The poll in February also found that nearly 50% of farmers said they believed that a trade war, which leads to a significant decrease in US agriculture, “probably” or “very likely”. Langemeier estimated that 33% occurred between mid -February to early March for the drop in the acre of net profitability for soybeans and corn -related tariffs. This is in addition to the fact that 2025 “did not end extremely profitable the year before,” he discovered.
The economist believes that there may be a little adjustment down in the near future. However, the constructive consequence of the tariffs can be that they have accelerated the signing of a new bill on the farm, he said.
“Well, how in the world you can come up with the amount for trading payments if you don’t even know what amounts for the bill on the farm will be,” Langeier said. He expects a new signing of the farm bills this year.
Based on the future of the spring season, the Bank’s Bank’s analyst Steve Birne wrote to note on February 25 that tariffs could lead to “more conservative purchases of admission”. This will mean the risk of reducing fertilizer purchases, which can affect not only Nutrine but also others Mosaic and CF IndustriesThe analyst noted.
Shares of these companies as well as other shares related to agriculture such as Agco and SettlementEveryone parted on March 3 and 4 by Trump’s fares.
“I think we saw a sale AG only because of the common problems that the peasant will not be so profitable this year,” Setter said in an interview with CNBC.
Over the last month, Mosaic slid by almost 8%and CF Industries decreased by more than 9%. Nutrien also lost more than 1%. AGCO and Deere went better at this time, gaining 1.7% and 0.3% respectively.
When it comes to how this trade war will affect US farmers in the long run, Goldstein does not see this value.
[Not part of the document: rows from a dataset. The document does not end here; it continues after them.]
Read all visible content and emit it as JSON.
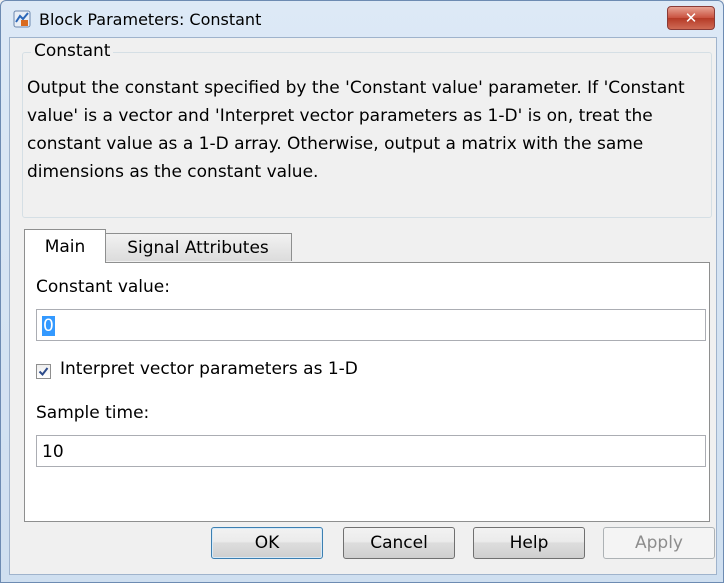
{
  "window": {
    "title": "Block Parameters: Constant",
    "close_label": "✕"
  },
  "group": {
    "legend": "Constant",
    "description": "Output the constant specified by the 'Constant value' parameter. If 'Constant value' is a vector and 'Interpret vector parameters as 1-D' is on, treat the constant value as a 1-D array. Otherwise, output a matrix with the same dimensions as the constant value."
  },
  "tabs": [
    {
      "label": "Main",
      "active": true
    },
    {
      "label": "Signal Attributes",
      "active": false
    }
  ],
  "main": {
    "constant_value_label": "Constant value:",
    "constant_value": "0",
    "interpret_checkbox_label": "Interpret vector parameters as 1-D",
    "interpret_checked": true,
    "sample_time_label": "Sample time:",
    "sample_time": "10"
  },
  "buttons": {
    "ok": "OK",
    "cancel": "Cancel",
    "help": "Help",
    "apply": "Apply"
  },
  "colors": {
    "accent": "#3399ff",
    "titlebar": "#cfdff0",
    "close": "#c9513e"
  },
  "icons": {
    "app": "simulink-block-icon",
    "close": "close-icon",
    "check": "check-icon"
  }
}
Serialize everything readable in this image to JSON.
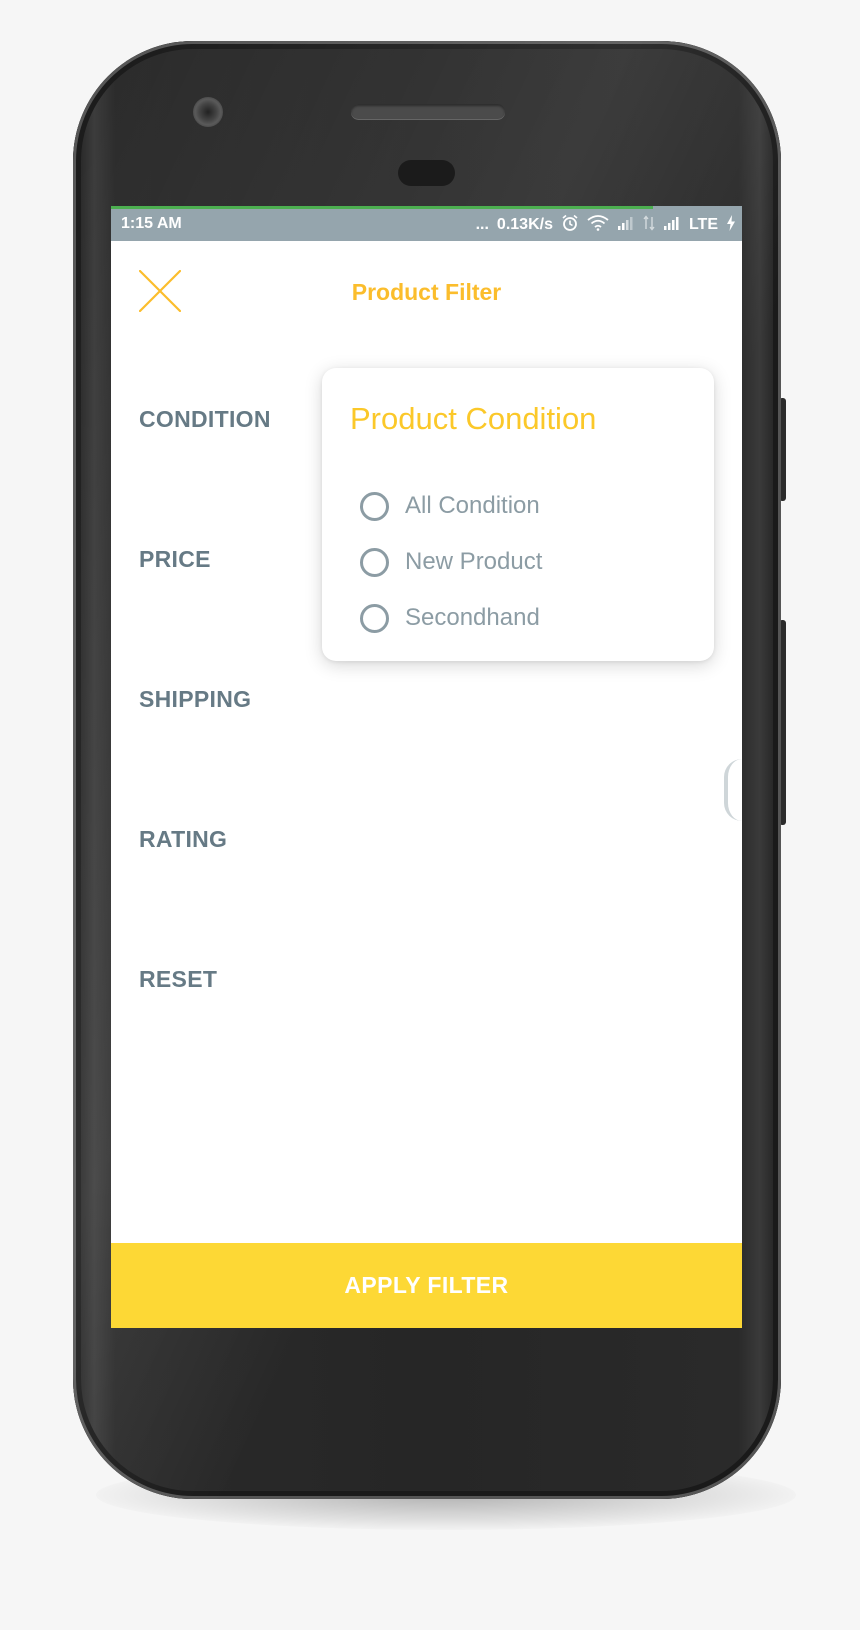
{
  "status_bar": {
    "time": "1:15 AM",
    "dots": "...",
    "speed": "0.13K/s",
    "network": "LTE",
    "icons": [
      "alarm-icon",
      "wifi-icon",
      "signal-icon",
      "data-arrows-icon",
      "signal-icon",
      "charging-icon"
    ],
    "progress_color": "#4caf50",
    "background": "#95a5ad"
  },
  "header": {
    "title": "Product Filter",
    "close_icon": "close-icon",
    "accent": "#fbbd2c"
  },
  "menu": {
    "items": [
      {
        "label": "CONDITION"
      },
      {
        "label": "PRICE"
      },
      {
        "label": "SHIPPING"
      },
      {
        "label": "RATING"
      },
      {
        "label": "RESET"
      }
    ],
    "color": "#667a85"
  },
  "condition_popup": {
    "title": "Product Condition",
    "options": [
      {
        "label": "All Condition",
        "selected": false
      },
      {
        "label": "New Product",
        "selected": false
      },
      {
        "label": "Secondhand",
        "selected": false
      }
    ],
    "title_color": "#fbc829"
  },
  "footer": {
    "apply_label": "APPLY FILTER",
    "background": "#fdd835"
  }
}
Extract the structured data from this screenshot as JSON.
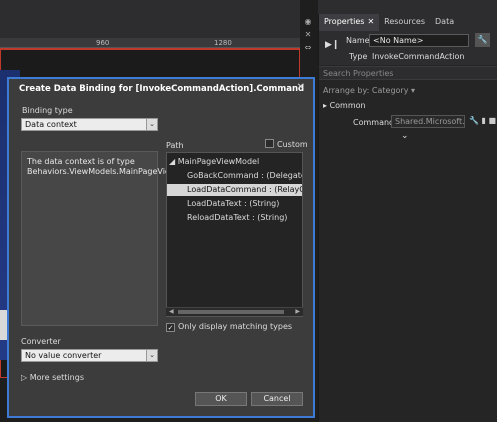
{
  "designer": {
    "ruler_marks": [
      "960",
      "1280"
    ]
  },
  "properties_panel": {
    "tabs": [
      {
        "label": "Properties",
        "active": true
      },
      {
        "label": "Resources",
        "active": false
      },
      {
        "label": "Data",
        "active": false
      }
    ],
    "name_label": "Name",
    "name_value": "<No Name>",
    "type_label": "Type",
    "type_value": "InvokeCommandAction",
    "search_placeholder": "Search Properties",
    "arrange_by": "Arrange by: Category ▾",
    "category": "Common",
    "command_label": "Command",
    "command_value": "Shared.Microsoft..."
  },
  "dialog": {
    "title": "Create Data Binding for [InvokeCommandAction].Command",
    "binding_type_label": "Binding type",
    "binding_type_value": "Data context",
    "description": "The data context is of type Behaviors.ViewModels.MainPageViewModel.",
    "path_label": "Path",
    "custom_label": "Custom",
    "tree": {
      "root": "MainPageViewModel",
      "items": [
        {
          "label": "GoBackCommand : (DelegateCom",
          "selected": false
        },
        {
          "label": "LoadDataCommand : (RelayComm",
          "selected": true
        },
        {
          "label": "LoadDataText : (String)",
          "selected": false
        },
        {
          "label": "ReloadDataText : (String)",
          "selected": false
        }
      ]
    },
    "only_matching_label": "Only display matching types",
    "only_matching_checked": true,
    "converter_label": "Converter",
    "converter_value": "No value converter",
    "more_settings": "More settings",
    "ok_label": "OK",
    "cancel_label": "Cancel"
  },
  "colors": {
    "accent_border": "#3d7bd6",
    "artboard_border": "#c0392b"
  }
}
It believes that global trade flows will change and cancel each other over the next two years.
“Although this year, soy-sitting soybeans can have a closer impact, without accessible buyers, I think we will see other countries in the end and then buy more soybeans,” the strategist said. “Perhaps China buys more soy in Brazil, but perhaps a place like Europe buys more soy in the US, and we get … Not much difference.”
Brazil is currently usually Department of Agriculture. For corn, on the other hand, the US is forecast to be first placed 31% global production In the marketing year.
Others on Wall -States believe that tariffs will be more consequence in the dynamics of trade.
Kristen Owen, Analyst OPPENHIMER, predicts that the responsibilities are likely to secure Brazil, will become the main manufacturer of both corn and soy, while the United States will become a gradual supplier in the world.
“Brazil specifically has more opportunities to grow an area, greater growth ability to increase its share in the world of grain trade,” she said CNBC. “Tariffs and some other decisions that the administration makes simply speed up some of them.”